# Expecting for 2018?



## HGFarm (Oct 21, 2017)

Who all is already excited about their foals coming in 2018? How many are you expecting and who are sire and dam?

I have two foals coming sired by my red leopard CR Lakota Renegade, who is a National, Regional and World Top Ten. He's a son of Carousel Designer Legacy. The mares are an Appy Shetland blend Olneys Sweet Remark and Appy Bar B Precious Me.

I have a couple of foals also coming by fewspot Kakos Designer Spot Me A Star. He is also a son of Carousel Designer Legacy. The mares are also both Appy, one is Heather Glens Poetic Justice (Regional Top Ten Classic Driving) and the other is multi World Top Ten PTM Glorys Isabella.

I'm already looking at bellies LOL


----------



## Magic Marker Miniatures (Oct 21, 2017)

We have ten possible babies due next year.

Pictures will have to come later.

1) Sassy (dun LP/lp) bred to a HZ black LP/lp - bought her bred so can't wait for this cross-330 days 3/2

2) Puzzle - Iniki daughter (black HZ tobiano, LWO +) bred to Zipit (perlino Buckeroo son)(she lost her first two foals for previous breeder) hoping for healthy foal.330 days 4/7

3) Rain (black - had a silver dapple this year) bred to Ticket (smokey black LWO+). 330 days 4/17

4) Fabs (bay tobiano splash) bred to Casper (cremello) 330 days 4/10

5) Fancy (silver bay tobiano) bred to Wildfire (dunskin pinto) 330 days 4/10

6) Mysti (black LP/lp) bred to Ticket (smokey black LWO+) 330 days 4/30

7) Flutterby (smokey black tobiano splash sabino LWO+) bred to Casper (cremello) 330 days 5/3

8) Princess (sorrel) bred to Casper (cremello) 330 days 5/17

9) Wind (smokey black sabino pinto) bred to Zipit (perlino) 330 days 5/18 (May be a slight problem with Wind- my silver smoky black stallion went under the chainlink (don't ask) and covered her once. They had been bred previously and produced a dwarf)

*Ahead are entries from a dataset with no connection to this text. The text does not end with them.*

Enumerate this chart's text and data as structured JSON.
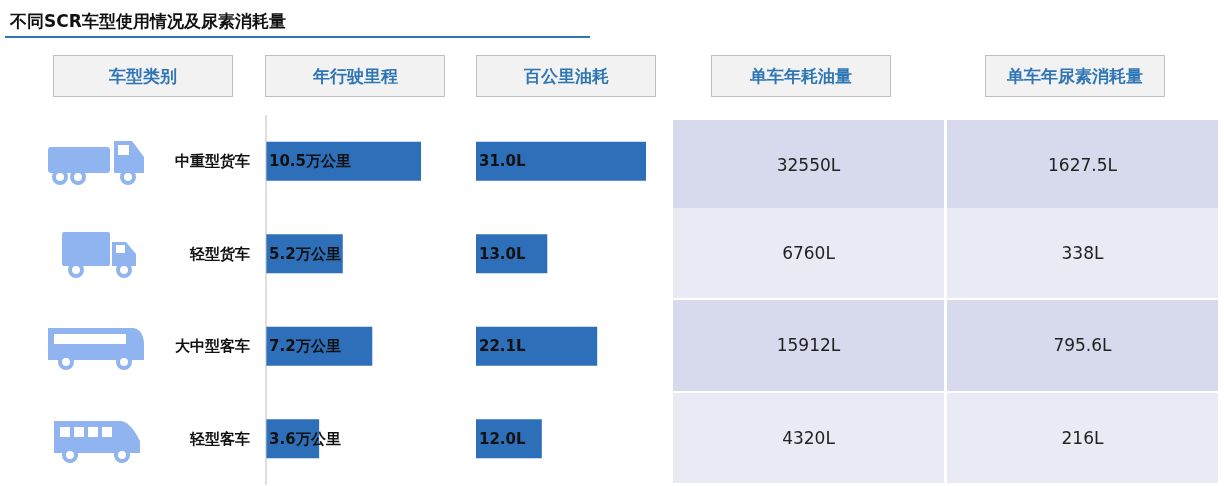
{
  "chart_data": [
    {
      "type": "bar",
      "orientation": "horizontal",
      "title": "不同SCR车型使用情况及尿素消耗量",
      "xlabel": "年行驶里程",
      "ylabel": "车型类别",
      "categories": [
        "中重型货车",
        "轻型货车",
        "大中型客车",
        "轻型客车"
      ],
      "values": [
        10.5,
        5.2,
        7.2,
        3.6
      ],
      "value_labels": [
        "10.5万公里",
        "5.2万公里",
        "7.2万公里",
        "3.6万公里"
      ],
      "color": "#2e6fba",
      "tick_labels": "y"
    },
    {
      "type": "bar",
      "orientation": "horizontal",
      "xlabel": "百公里油耗",
      "values": [
        31.0,
        13.0,
        22.1,
        12.0
      ],
      "value_labels": [
        "31.0L",
        "13.0L",
        "22.1L",
        "12.0L"
      ],
      "color": "#2e6fba",
      "tick_labels": false
    },
    {
      "type": "other",
      "categories": [
        "单车年耗油量",
        "单车年尿素消耗量"
      ],
      "annotations": [
        "32550L",
        "1627.5L",
        "6760L",
        "338L",
        "15912L",
        "795.6L",
        "4320L",
        "216L"
      ]
    }
  ]
}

10) Feather (black tobiano splash) bred to Ticket (smokey black sabino LWO+). Three mature mares have not been bred for 2018. One came back in and it was getting late. One was purchased later in the year, so left open.

The last one didn't come into heat until her filly was weaned. She foaled in June so filly wasn't weaned until recently. She just came in this week, so left her open.


----------



## chandab (Oct 21, 2017)

I didn't breed any mares this year, as we had a drought, so didn't want to try to feed our "drought" hay to pregnant mares. THen, I bought an exposed mare in September.

Sophia is a "Lucky C Farms Robby" daughter out of a Roan Ranger daughter, she's a grey, AMHR, 35" mare. She was exposed to a silver dapple tobiano stallion (I'll have more details after I get my paperwork, they haven't sent in breeding report for the year yet). Looking at past foaling history, she looks to be a 10 mother, and I could be looking at a foal as early as March (earlier than I like for frigid NE MT).


----------



## chandab (Mar 19, 2018)

Saw wax at dinnertime last night and had a foal by 9PM.

We have an oreo filly. She's silver dapple, but without testing or plenty of time, I won't know if she got her dam's grey or not.

Hard to catch a moving target, so pic isn't great.


----------



## Ryan Johnson (Mar 19, 2018)

Lovely Chanda


----------



## Debby - LB (Mar 19, 2018)

She is beautiful! big congrats


----------



## Cayuse (Mar 21, 2018)

?!

Pretty baby!


----------